When I am ready to say goodbye to Nico and leave, the teachers say, Time to push mommy out the door! and Nico runs behind me and pushes my legs forward and I exaggeratedly stumble towards the door. Then he nudges me out saying, “Bye bye mommy!”
This week I realized the pure genius of this.
We all want to be at choice in our lives. We want to know we have some control, that we get to choose (even a little bit) how our environment will be + how our days will go.
In the case of Nico going to school, it’s kind of a non-negotiable. But feeling at choice — that he is choosing that it is time for me to go– leaves him feeling empowered.
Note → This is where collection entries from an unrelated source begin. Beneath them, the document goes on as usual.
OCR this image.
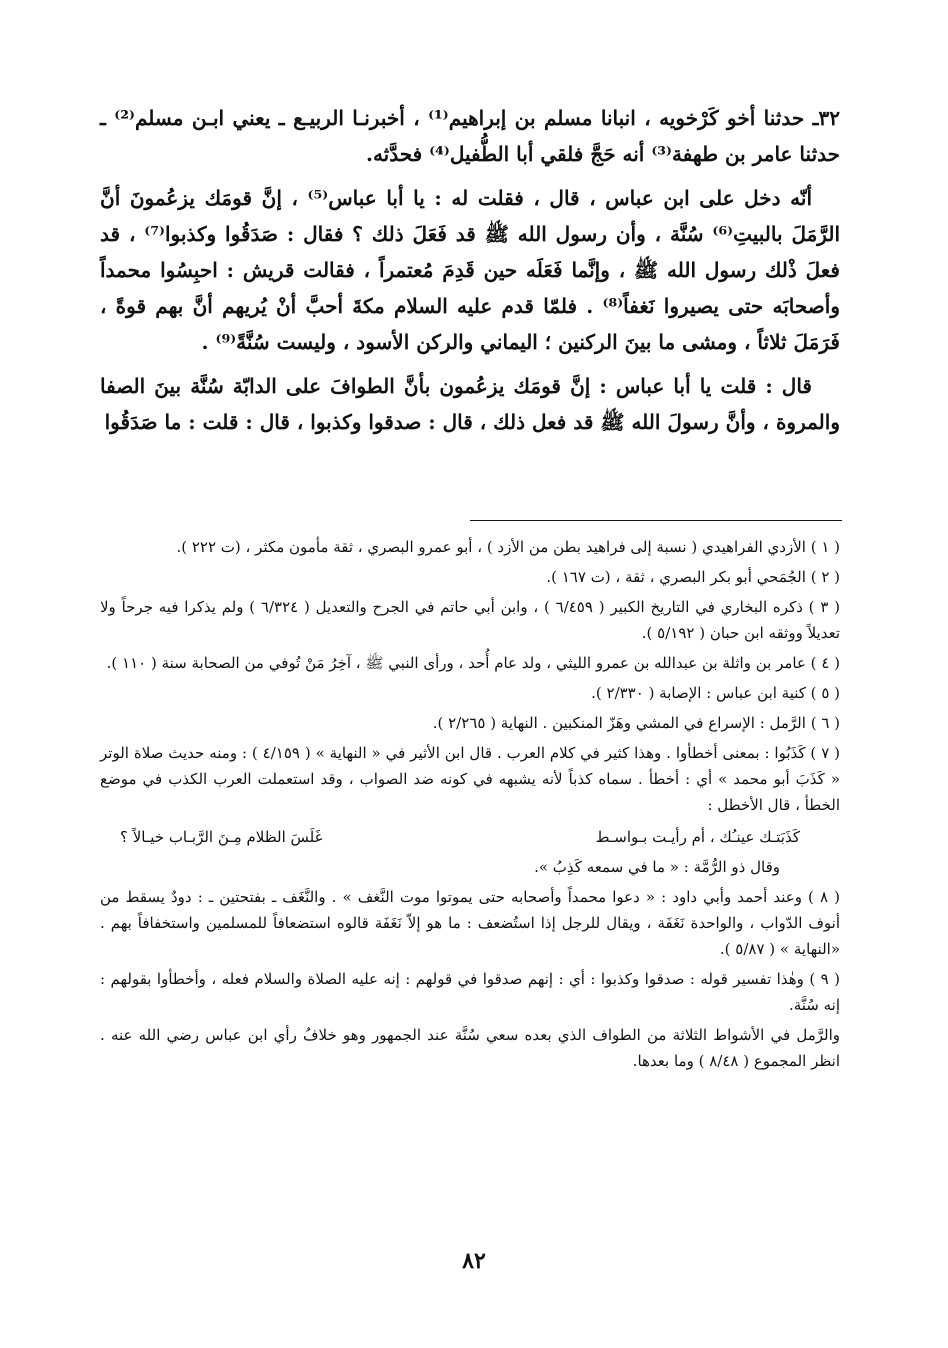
٣٢ـ حدثنا أخو كَرْخويه ، انبانا مسلم بن إبراهيم⁽¹⁾ ، أخبرنـا الربيـع ـ يعني ابـن مسلم⁽²⁾ ـ حدثنا عامر بن طهفة⁽³⁾ أنه حَجَّ فلقي أبا الطُّفيل⁽⁴⁾ فحدَّثه.

أنّه دخل على ابن عباس ، قال ، فقلت له : يا أبا عباس⁽⁵⁾ ، إنَّ قومَك يزعُمونَ أنَّ الرَّمَلَ بالبيتِ⁽⁶⁾ سُنَّة ، وأن رسول الله ﷺ قد فَعَلَ ذلك ؟ فقال : صَدَقُوا وكذبوا⁽⁷⁾ ، قد فعلَ ذْلك رسول الله ﷺ ، وإنَّما فَعَلَه حين قَدِمَ مُعتمراً ، فقالت قريش : احبِسُوا محمداً وأصحابَه حتى يصيروا نَغفاً⁽⁸⁾ . فلمّا قدم عليه السلام مكةَ أحبَّ أنْ يُريهم أنَّ بهم قوةً ، فَرَمَلَ ثلاثاً ، ومشى ما بينَ الركنين ؛ اليماني والركن الأسود ، وليست سُنَّةً⁽⁹⁾ .

قال : قلت يا أبا عباس : إنَّ قومَك يزعُمون بأنَّ الطوافَ على الدابّة سُنَّة بينَ الصفا والمروة ، وأنَّ رسولَ الله ﷺ قد فعل ذلك ، قال : صدقوا وكذبوا ، قال : قلت : ما صَدَقُوا

( ١ ) الأزدي الفراهيدي ( نسبة إلى فراهيد بطن من الأزد ) ، أبو عمرو البصري ، ثقة مأمون مكثر ، (ت ٢٢٢ ).

( ٢ ) الجُمَحي أبو بكر البصري ، ثقة ، (ت ١٦٧ ).

( ٣ ) ذكره البخاري في التاريخ الكبير ( ٦/٤٥٩ ) ، وابن أبي حاتم في الجرح والتعديل ( ٦/٣٢٤ ) ولم يذكرا فيه جرحاً ولا تعديلاً ووثقه ابن حبان ( ٥/١٩٢ ).

( ٤ ) عامر بن واثلة بن عبدالله بن عمرو الليثي ، ولد عام أُحد ، ورأى النبي ﷺ ، آخِرُ مَنْ تُوفي من الصحابة سنة ( ١١٠ ).

( ٥ ) كنية ابن عباس : الإصابة ( ٢/٣٣٠ ).

( ٦ ) الرَّمل : الإسراع في المشي وهَزّ المنكبين . النهاية ( ٢/٢٦٥ ).

( ٧ ) كَذَبُوا : بمعنى أخطأوا . وهذا كثير في كلام العرب . قال ابن الأثير في « النهاية » ( ٤/١٥٩ ) : ومنه حديث صلاة الوتر « كَذَبَ أبو محمد » أي : أخطأ . سماه كذباً لأنه يشبهه في كونه ضد الصواب ، وقد استعملت العرب الكذب في موضع الخطأ ، قال الأخطل :

كَذَبَتـك عينـُك ، أم رأيـت بـواسـط
غَلَسَ الظلام مِـنَ الرَّبـاب خيـالاً ؟

وقال ذو الرُّمَّة : « ما في سمعه كَذِبُ ».

( ٨ ) وعند أحمد وأبي داود : « دعوا محمداً وأصحابه حتى يموتوا موت النَّغف » . والنَّغَف ـ بفتحتين ـ : دودٌ يسقط من أنوف الدّواب ، والواحدة نَغَفَة ، ويقال للرجل إذا استُضعف : ما هو إلاّ نَغَفَة قالوه استضعافاً للمسلمين واستخفافاً بهم . «النهاية » ( ٥/٨٧ ).

( ٩ ) وهٰذا تفسير قوله : صدقوا وكذبوا : أي : إنهم صدقوا في قولهم : إنه عليه الصلاة والسلام فعله ، وأخطأوا بقولهم : إنه سُنَّة.

والرَّمل في الأشواط الثلاثة من الطواف الذي بعده سعي سُنَّة عند الجمهور وهو خلافُ رأي ابن عباس رضي الله عنه . انظر المجموع ( ٨/٤٨ ) وما بعدها.

٨٢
Where in our lives do we feel like the victims of our circumstance? at work? at home? How would re-framing things we have to do, consciously choosing them, help us feel good about our responsibilities and tasks?
Sometimes a tweak in the language we use is enough. Instead of saying, “I have to…” we can say, “I get to…” Or, we can simply say, “I’m choosing to… ”
For example, instead of saying, I have to go to Ben’s school this week and volunteer for the Hanukkah celebration… (I said this last week and the dread in my voice was notable!) I could say, “This Thursday I get to volunteer in Ben’s class and do some fun activities to teach his classmates about Hannukah.” or “I’m choosing to volunteer in Ben’s class this week.”
Even if it feels a bit phony at first, you will notice how differently you feel. Stepping out of our victim roles (even in these small ways) reminds us that we are always at choice in our lives, and that empowering ourselves this way can ripple out into every area of our life.
Can you think of a place in your life where you could be more at choice?